她没说话,只是拍了拍我的手,指尖的茧子蹭着我的胳膊,有点痒,又有点暖。
大学录取通知书寄到村里那天,邮递员在村口喊我的名字,声音大得半个村子都能听见。妈正在喂猪,手里还攥着猪食瓢,听见喊声,手一抖,瓢掉在地上,猪食洒了一地。她跑过来,抢过通知书,手在围裙上擦了又擦,才小心翼翼地打开。
纸上的字她认不全,可“大学”两个字看得真真的。

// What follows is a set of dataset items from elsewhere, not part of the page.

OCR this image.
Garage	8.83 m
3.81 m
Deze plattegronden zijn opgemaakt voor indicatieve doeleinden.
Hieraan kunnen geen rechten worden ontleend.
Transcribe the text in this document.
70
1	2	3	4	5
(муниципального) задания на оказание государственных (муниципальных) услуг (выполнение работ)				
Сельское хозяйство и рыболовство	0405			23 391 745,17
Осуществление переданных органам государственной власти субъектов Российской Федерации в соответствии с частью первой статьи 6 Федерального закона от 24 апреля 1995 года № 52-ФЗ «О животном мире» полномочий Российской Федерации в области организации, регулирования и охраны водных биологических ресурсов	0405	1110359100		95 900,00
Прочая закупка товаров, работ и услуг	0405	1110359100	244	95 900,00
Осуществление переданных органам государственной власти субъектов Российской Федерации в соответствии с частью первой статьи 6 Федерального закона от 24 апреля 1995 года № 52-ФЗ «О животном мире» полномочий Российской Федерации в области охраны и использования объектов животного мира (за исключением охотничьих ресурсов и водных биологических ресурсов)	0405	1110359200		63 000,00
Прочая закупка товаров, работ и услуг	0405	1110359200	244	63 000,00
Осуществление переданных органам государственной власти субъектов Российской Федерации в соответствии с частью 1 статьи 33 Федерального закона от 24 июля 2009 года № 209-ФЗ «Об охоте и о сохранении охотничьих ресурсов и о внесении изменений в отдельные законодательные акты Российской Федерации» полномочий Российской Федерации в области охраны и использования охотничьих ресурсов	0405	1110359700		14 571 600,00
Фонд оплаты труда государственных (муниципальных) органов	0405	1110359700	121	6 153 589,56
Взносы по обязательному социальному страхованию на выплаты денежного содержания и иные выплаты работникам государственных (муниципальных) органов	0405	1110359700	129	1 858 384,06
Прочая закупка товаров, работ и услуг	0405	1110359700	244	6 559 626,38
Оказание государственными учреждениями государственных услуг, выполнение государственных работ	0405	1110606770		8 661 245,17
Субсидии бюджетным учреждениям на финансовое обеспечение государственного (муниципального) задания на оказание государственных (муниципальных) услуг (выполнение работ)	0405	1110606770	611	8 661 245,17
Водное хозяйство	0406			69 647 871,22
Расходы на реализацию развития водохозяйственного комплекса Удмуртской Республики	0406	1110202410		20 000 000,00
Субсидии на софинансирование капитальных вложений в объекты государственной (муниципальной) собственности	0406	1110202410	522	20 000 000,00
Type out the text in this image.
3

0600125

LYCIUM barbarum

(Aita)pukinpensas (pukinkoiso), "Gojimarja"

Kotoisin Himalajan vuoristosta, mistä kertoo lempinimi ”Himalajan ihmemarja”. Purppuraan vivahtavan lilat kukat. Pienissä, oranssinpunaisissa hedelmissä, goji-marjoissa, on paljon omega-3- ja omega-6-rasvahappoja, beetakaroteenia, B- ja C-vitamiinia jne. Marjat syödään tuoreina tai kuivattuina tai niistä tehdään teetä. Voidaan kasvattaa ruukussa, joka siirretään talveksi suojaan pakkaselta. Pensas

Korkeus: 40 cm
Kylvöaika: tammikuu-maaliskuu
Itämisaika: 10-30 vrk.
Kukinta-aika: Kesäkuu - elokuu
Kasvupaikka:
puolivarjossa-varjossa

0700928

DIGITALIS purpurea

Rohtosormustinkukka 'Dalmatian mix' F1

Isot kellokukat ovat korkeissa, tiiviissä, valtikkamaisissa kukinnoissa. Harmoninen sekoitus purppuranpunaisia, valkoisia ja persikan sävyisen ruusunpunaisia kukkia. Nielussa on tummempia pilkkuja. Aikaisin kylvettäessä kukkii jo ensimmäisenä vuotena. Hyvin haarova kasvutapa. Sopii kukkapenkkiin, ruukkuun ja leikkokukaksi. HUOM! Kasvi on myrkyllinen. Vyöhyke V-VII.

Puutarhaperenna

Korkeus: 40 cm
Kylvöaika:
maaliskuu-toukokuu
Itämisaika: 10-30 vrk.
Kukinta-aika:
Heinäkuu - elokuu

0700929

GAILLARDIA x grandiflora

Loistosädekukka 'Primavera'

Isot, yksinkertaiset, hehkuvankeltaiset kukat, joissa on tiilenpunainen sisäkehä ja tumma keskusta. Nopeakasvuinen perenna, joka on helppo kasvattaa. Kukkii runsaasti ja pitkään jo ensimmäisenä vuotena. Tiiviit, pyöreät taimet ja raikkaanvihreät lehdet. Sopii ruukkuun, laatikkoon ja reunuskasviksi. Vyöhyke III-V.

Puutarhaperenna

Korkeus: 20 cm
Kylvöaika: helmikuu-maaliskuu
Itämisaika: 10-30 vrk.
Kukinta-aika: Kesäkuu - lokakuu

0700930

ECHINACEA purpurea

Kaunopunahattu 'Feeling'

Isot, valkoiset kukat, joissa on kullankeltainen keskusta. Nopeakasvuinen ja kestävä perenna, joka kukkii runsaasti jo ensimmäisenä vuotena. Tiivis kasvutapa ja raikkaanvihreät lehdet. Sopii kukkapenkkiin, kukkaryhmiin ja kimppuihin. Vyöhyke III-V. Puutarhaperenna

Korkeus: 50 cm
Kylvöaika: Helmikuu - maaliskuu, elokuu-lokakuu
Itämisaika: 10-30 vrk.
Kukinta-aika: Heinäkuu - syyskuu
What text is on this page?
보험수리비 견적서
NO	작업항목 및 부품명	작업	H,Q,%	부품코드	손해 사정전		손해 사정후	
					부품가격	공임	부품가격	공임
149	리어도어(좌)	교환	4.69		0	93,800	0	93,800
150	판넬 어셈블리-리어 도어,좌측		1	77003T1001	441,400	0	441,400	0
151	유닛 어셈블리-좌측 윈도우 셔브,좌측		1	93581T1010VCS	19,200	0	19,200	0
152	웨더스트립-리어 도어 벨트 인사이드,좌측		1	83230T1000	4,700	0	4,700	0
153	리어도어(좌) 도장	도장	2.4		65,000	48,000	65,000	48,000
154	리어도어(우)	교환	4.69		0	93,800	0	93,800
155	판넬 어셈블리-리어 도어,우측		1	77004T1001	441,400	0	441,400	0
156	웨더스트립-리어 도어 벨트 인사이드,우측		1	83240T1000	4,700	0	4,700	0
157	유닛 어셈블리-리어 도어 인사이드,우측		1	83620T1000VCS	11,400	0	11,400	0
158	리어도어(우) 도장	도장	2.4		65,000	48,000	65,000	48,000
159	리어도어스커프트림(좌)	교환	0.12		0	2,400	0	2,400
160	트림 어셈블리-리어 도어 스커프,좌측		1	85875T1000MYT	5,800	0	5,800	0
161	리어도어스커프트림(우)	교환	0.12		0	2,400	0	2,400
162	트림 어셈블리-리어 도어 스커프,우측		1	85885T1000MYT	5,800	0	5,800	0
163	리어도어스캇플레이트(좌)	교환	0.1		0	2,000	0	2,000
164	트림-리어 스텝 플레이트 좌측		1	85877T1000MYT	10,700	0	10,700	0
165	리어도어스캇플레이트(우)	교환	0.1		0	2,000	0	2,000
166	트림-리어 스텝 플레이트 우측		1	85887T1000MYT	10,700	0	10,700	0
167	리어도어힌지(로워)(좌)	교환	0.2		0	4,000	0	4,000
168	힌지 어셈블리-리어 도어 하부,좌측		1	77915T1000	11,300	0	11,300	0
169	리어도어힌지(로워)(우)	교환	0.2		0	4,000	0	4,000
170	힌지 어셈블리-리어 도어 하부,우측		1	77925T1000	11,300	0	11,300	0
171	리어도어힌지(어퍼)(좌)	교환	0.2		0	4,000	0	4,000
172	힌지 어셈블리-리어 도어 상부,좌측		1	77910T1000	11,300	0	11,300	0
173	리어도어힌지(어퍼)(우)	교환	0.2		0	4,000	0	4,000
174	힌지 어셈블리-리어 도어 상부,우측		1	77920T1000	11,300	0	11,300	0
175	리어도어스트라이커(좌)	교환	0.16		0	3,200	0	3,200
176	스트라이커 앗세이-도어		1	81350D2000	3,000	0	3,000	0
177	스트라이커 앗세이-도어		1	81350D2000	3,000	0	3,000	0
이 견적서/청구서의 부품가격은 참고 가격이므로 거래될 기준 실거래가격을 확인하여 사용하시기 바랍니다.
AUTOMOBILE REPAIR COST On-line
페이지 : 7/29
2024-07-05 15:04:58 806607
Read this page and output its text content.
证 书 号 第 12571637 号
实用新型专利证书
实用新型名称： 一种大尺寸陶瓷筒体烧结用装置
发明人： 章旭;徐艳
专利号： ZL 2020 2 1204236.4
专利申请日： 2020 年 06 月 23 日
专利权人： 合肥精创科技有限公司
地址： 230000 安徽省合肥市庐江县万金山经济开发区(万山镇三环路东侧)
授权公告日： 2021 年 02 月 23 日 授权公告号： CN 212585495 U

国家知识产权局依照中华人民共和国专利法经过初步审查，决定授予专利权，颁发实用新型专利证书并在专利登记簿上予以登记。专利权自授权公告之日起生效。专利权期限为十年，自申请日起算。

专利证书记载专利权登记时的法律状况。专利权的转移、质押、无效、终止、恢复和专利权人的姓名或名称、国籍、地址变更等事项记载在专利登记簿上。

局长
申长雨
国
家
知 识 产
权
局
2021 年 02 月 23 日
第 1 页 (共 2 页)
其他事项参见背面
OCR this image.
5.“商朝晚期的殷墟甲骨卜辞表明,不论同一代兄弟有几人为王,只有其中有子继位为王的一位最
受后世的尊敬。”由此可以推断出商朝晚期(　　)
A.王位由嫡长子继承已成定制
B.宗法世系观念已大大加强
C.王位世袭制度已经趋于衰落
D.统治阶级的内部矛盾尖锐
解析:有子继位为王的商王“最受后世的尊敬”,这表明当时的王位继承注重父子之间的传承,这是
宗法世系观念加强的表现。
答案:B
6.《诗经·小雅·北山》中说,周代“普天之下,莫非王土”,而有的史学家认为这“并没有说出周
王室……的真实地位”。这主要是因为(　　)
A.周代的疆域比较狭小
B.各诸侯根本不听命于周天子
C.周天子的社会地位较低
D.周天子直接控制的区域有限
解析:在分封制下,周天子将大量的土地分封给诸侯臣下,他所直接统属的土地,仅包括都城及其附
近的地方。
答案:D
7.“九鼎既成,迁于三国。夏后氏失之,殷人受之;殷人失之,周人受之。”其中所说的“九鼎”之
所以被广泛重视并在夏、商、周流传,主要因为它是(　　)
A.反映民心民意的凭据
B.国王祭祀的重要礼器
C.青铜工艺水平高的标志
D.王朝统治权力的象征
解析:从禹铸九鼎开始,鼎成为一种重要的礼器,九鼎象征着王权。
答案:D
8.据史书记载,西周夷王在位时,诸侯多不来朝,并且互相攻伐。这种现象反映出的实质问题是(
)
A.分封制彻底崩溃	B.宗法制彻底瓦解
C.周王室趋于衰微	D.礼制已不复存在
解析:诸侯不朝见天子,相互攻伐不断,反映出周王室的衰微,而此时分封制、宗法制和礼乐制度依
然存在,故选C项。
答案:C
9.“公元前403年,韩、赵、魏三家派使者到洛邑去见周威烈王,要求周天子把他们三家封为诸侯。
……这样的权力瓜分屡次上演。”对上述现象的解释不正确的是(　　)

她捧着那张纸,看了又看,眼泪掉在上面,晕开了墨迹。旁边的二柱子妈拍着她的肩膀:“他婶子,这下好了,丫蛋出息了,你熬出头了!”
妈咧着嘴笑,眼泪却掉得更凶,像个孩子。她拉着我往家跑,从柜子里翻出那个铁皮盒子,里面还有几块饼干,是上次表姑来送的,已经有点受潮了。她说:“吃块饼干,沾沾喜气。”
我咬了一口,饼干有点硬,可心里甜得发慌。
现在,我在城里工作,租了间不大的房子,带着妈一起住。她找了个小区保洁的活儿,每天下班回来,都会给我做我爱吃的西红柿炒鸡蛋,跟我说小区里的事:谁家的狗丢了三天又自己找回来了,谁家的月季花开得比碗还大,谁家的孩子跟我小时候一样,总爱躲在树后面偷偷看蚂蚁。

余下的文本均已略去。